Solution (click to expand)

EXAMPLE : Solving problems with uniform acceleration.

An airplane lands with an initial velocity of $70.0~$m/s and then accelerates opposite to the motion at $1.50~$m/s$^2$ for $40.0~$s. What is its final velocity?

Solution (click to expand)
Ans. $10.0~$m/s.

EXAMPLE : Solving problems with uniform acceleration.

Two cars $A$ and $B$ are travelling in the same direction. $A$ and $B$ are travelling at constant speeds of $40~$m/s and $25~$m/s, respectively. At time $t=0~$s, $A$ overtakes $B$ which immediately accelerates uniformly for $20~$s to reach a constant speed of $50~$m/s.
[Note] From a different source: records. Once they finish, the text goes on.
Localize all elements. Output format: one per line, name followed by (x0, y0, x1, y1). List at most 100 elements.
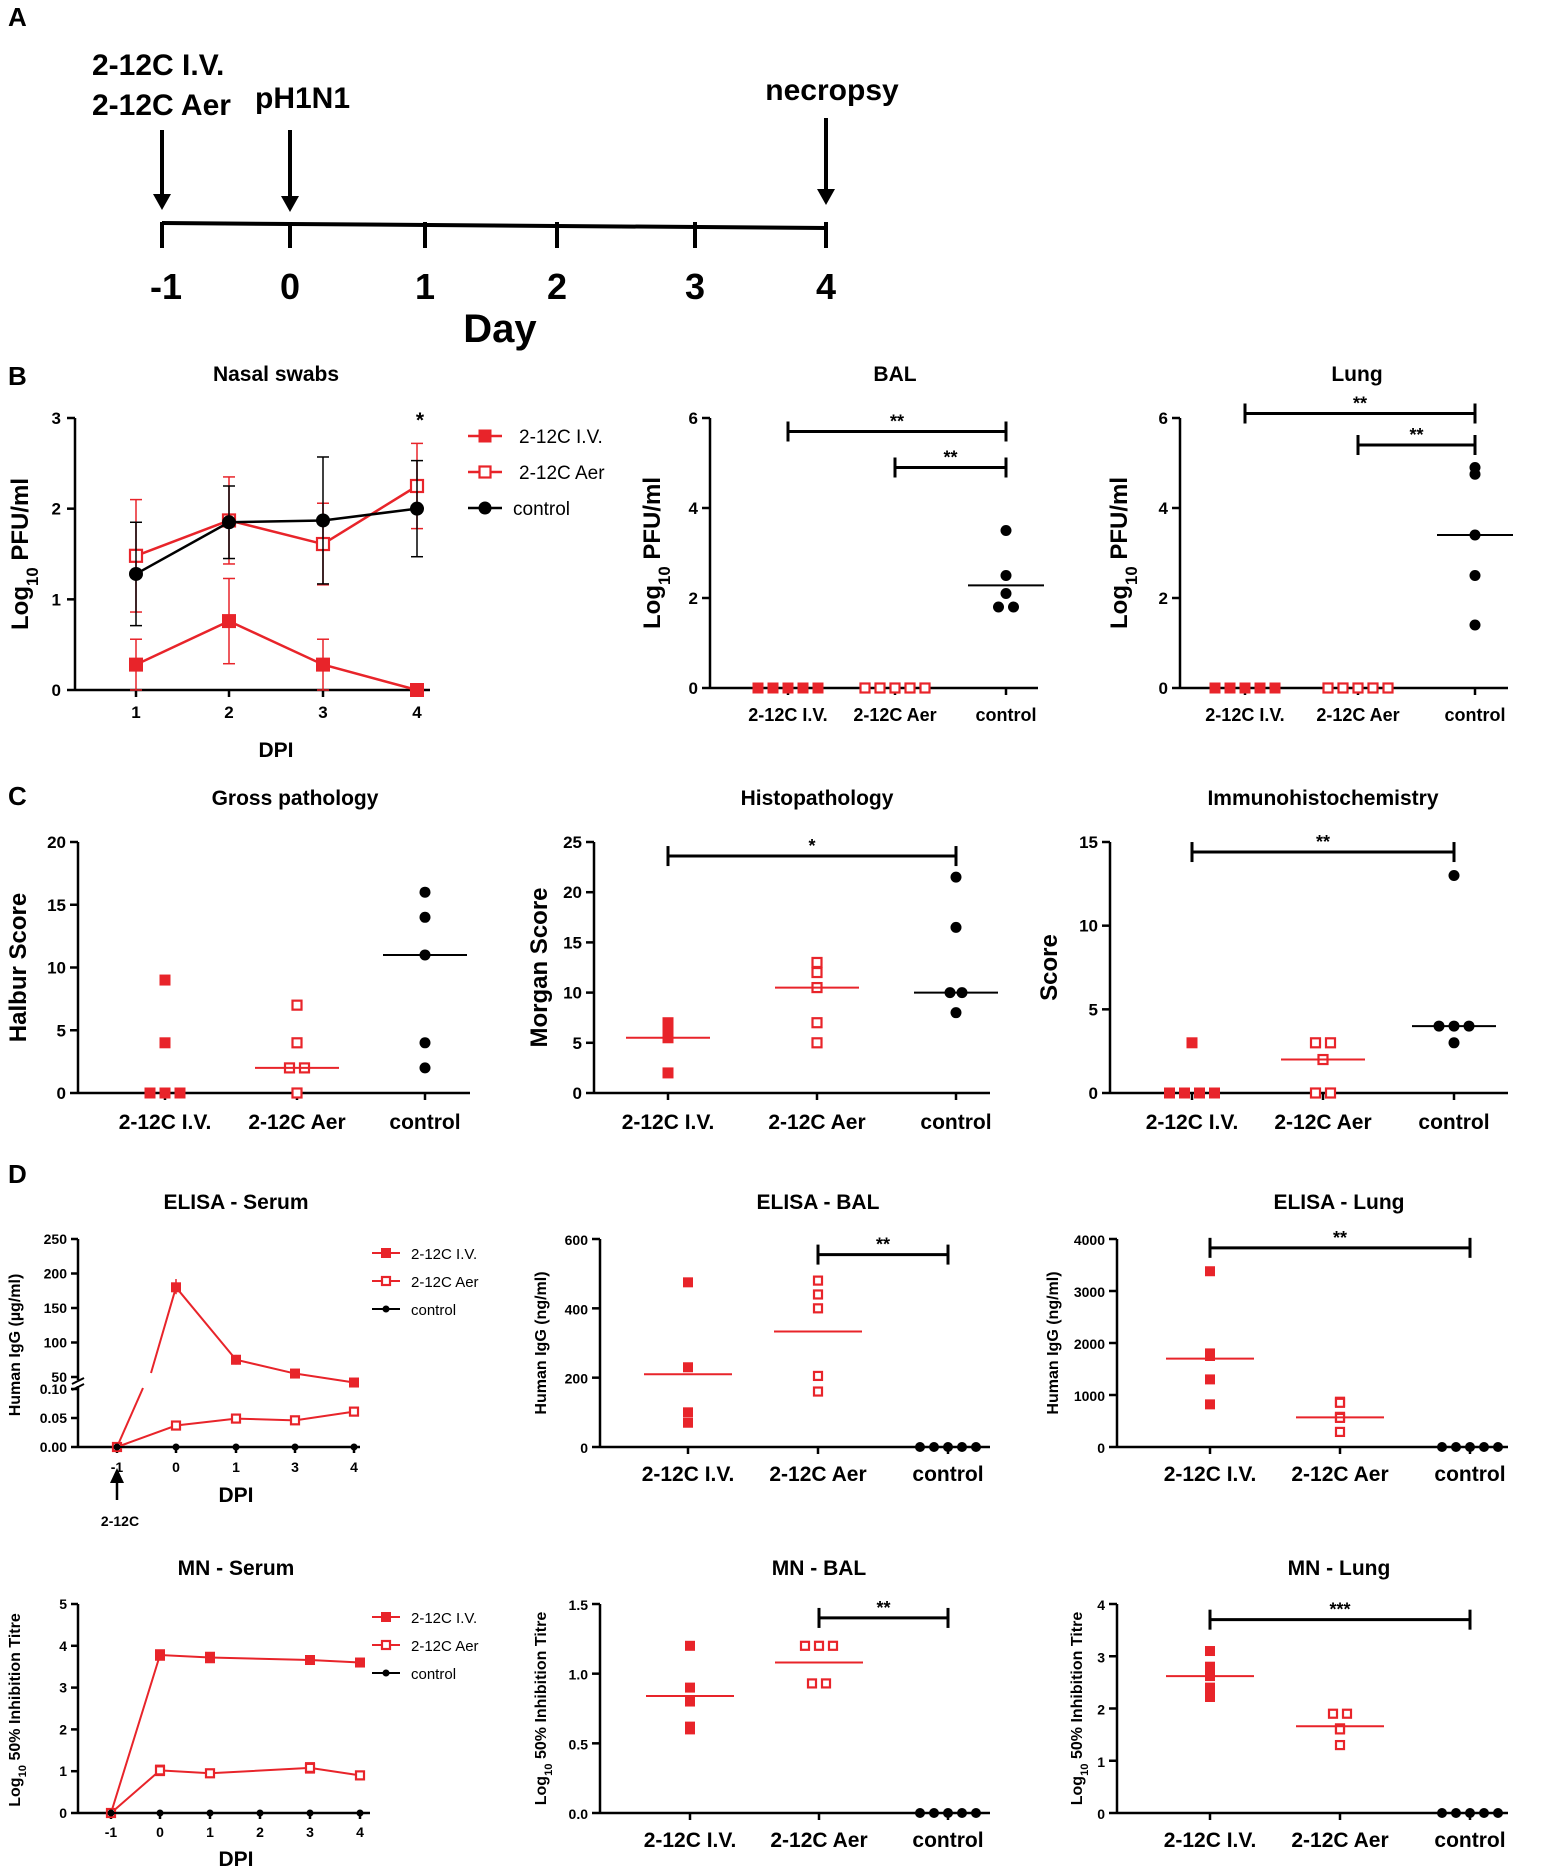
y-tick-label: 600 (565, 1232, 589, 1248)
y-tick-label: 0.5 (569, 1736, 589, 1752)
data-point (1239, 682, 1251, 694)
data-point (929, 1808, 939, 1818)
y-tick-label: 10 (47, 959, 66, 978)
x-tick-label: 1 (206, 1824, 214, 1840)
day-tick-label: 3 (685, 266, 705, 307)
chart-title: Gross pathology (212, 787, 379, 810)
data-point (349, 1377, 359, 1388)
y-tick-label: 200 (44, 1266, 68, 1282)
y-axis-label: Log10 PFU/ml (639, 477, 674, 629)
data-point (204, 1768, 216, 1779)
significance-label: ** (890, 412, 904, 432)
x-tick-label: 2-12C I.V. (119, 1111, 212, 1134)
series-line (110, 1653, 361, 1814)
x-tick-label: control (976, 705, 1037, 725)
data-point (812, 1275, 824, 1286)
data-point (222, 515, 236, 530)
y-axis-label-part: PFU/ml (639, 477, 666, 566)
chart-elisa-serum: ELISA - Serum 50 100 150 200 250 0.00 0.05 0.10 -… (7, 1191, 479, 1529)
data-point (1179, 1087, 1190, 1099)
legend-label: 2-12C I.V. (411, 1610, 477, 1627)
data-point (306, 1809, 314, 1817)
x-tick-label: 2-12C Aer (1274, 1111, 1371, 1134)
challenge-arrow-head (281, 196, 299, 212)
legend-label: 2-12C Aer (411, 1638, 479, 1655)
chart-nasal: Nasal swabs 0 1 2 3 1 2 3 4 DPI Log10 PFU/ml * 2-12C… (7, 363, 605, 762)
axis-break (71, 1377, 85, 1385)
y-axis-label-part: Log (533, 1776, 550, 1805)
y-axis-label: Log10 50% Inhibition Titre (533, 1612, 555, 1806)
data-point (685, 1640, 695, 1651)
y-axis-label-subscript: 10 (1122, 566, 1141, 585)
legend-marker (381, 1248, 391, 1258)
y-tick-label: 0 (1097, 1440, 1105, 1456)
data-point (354, 1770, 366, 1781)
chart-mn_bal: MN - BAL 0.0 0.5 1.0 1.5 Log10 50% Inhibition… (533, 1557, 990, 1852)
x-tick-label: 0 (156, 1824, 164, 1840)
data-point (874, 682, 886, 694)
legend-label: 2-12C I.V. (411, 1246, 477, 1263)
data-point (129, 657, 143, 672)
x-tick-label: 2-12C I.V. (748, 705, 827, 725)
data-point (1469, 468, 1481, 480)
chart-title: Immunohistochemistry (1207, 787, 1438, 810)
y-tick-label: 5 (57, 1021, 66, 1040)
data-point (782, 682, 794, 694)
series-line (110, 1766, 361, 1814)
data-point (1309, 1037, 1322, 1049)
significance-label: ** (943, 448, 957, 468)
y-axis-label-subscript: 10 (23, 567, 42, 586)
data-point (1254, 682, 1266, 694)
significance-label: *** (1329, 1600, 1350, 1620)
data-point (950, 1007, 962, 1019)
data-point (1194, 1087, 1205, 1099)
chart-mn-serum: MN - Serum 0 1 2 3 4 5 -1 0 1 2 3 4 DPI Log10 50% Inhi… (7, 1557, 479, 1871)
y-tick-label: 10 (563, 984, 582, 1003)
data-point (943, 1442, 953, 1452)
necropsy-arrow-head (817, 189, 835, 205)
y-tick-label: 0 (57, 1084, 66, 1103)
y-tick-label: 100 (44, 1335, 68, 1351)
legend-marker (380, 1275, 392, 1287)
data-point (827, 1640, 839, 1651)
data-point (1451, 1808, 1461, 1818)
data-point (1309, 1087, 1322, 1099)
data-point (291, 1037, 303, 1049)
data-point (683, 1407, 693, 1418)
data-point (159, 1037, 171, 1049)
data-point (316, 513, 330, 528)
panel-label-d: D (8, 1159, 27, 1189)
data-point (683, 1417, 693, 1428)
chart-title: MN - BAL (772, 1557, 867, 1580)
data-point (289, 1415, 301, 1426)
legend-marker (478, 501, 492, 515)
series-line (135, 507, 418, 576)
x-tick-label: -1 (105, 1824, 118, 1840)
data-point (172, 1443, 180, 1451)
dose-arrow-head (153, 194, 171, 210)
data-point (799, 1640, 811, 1651)
chart-title: ELISA - BAL (757, 1191, 880, 1214)
data-point (943, 1808, 953, 1818)
legend-marker (478, 429, 492, 443)
chart-lung_pfu: Lung 0 2 4 6 Log10 PFU/ml 2-12C I.V. 2-12C Aer c… (1106, 363, 1513, 725)
data-point (812, 1289, 824, 1300)
y-axis-label-part: Log (639, 585, 666, 629)
data-point (159, 974, 171, 986)
significance-label: ** (1333, 1228, 1347, 1248)
data-point (1000, 525, 1012, 536)
y-tick-label: 10 (1079, 917, 1098, 936)
x-tick-label: 2-12C I.V. (1164, 1463, 1257, 1486)
legend-label: 2-12C Aer (411, 1274, 479, 1291)
data-point (950, 871, 962, 883)
data-point (129, 566, 143, 581)
y-tick-label: 1.0 (569, 1667, 589, 1683)
x-tick-label: 2 (224, 703, 233, 722)
data-point (889, 682, 901, 694)
chart-elisa_lung: ELISA - Lung 0 1000 2000 3000 4000 Human IgG (… (1045, 1191, 1508, 1486)
y-axis-label: Log10 50% Inhibition Titre (1069, 1612, 1091, 1806)
x-tick-label: 2-12C I.V. (642, 1463, 735, 1486)
data-point (154, 1765, 166, 1776)
day-tick-label: 2 (547, 266, 567, 307)
data-point (1352, 682, 1364, 694)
Calculate

(a) the distance car $A$ travels in the first $20~$s.
(b) the acceleration of car $B$ in the first $20~$s.
(c) the distance car $B$ travels in the first $20~$s.
(d) the additional time (beyond $t=20.0~$s) for car $B$ to catch up with car $A$.
(e) the distance each car has travelled when they meet.
(f) the maximum distance between the cars before car $B$ catches up with car $A$.

Solution (click to expand)

EXAMPLE : Solving problems with uniform acceleration.

On dry concrete, a car can accelerate opposite to the motion at a rate of $7.00~$m/s$^2$, whereas on wet concrete it can accelerate opposite to the motion at only $5.00~$m/s$^2$. Find the distances necessary to stop a car moving at $30.0~$m/s (about $110~$km/h) on

(a) dry concrete and
(b) wet concrete.
(c) Repeat both calculations and find the displacement from the point where the driver sees a traffic light turn red, taking into account his reaction time of $0.500~$s to get his foot on the brake.

Solution (click to expand)
(a)x=64.3m on dry concrete.
(b)x=90.0m on wet concrete.
Repeat
(a) to be 64.3 m + 15.0 m = 79.3 m
(b) to be 90.0 m + 15.0 m = 105 m when wet.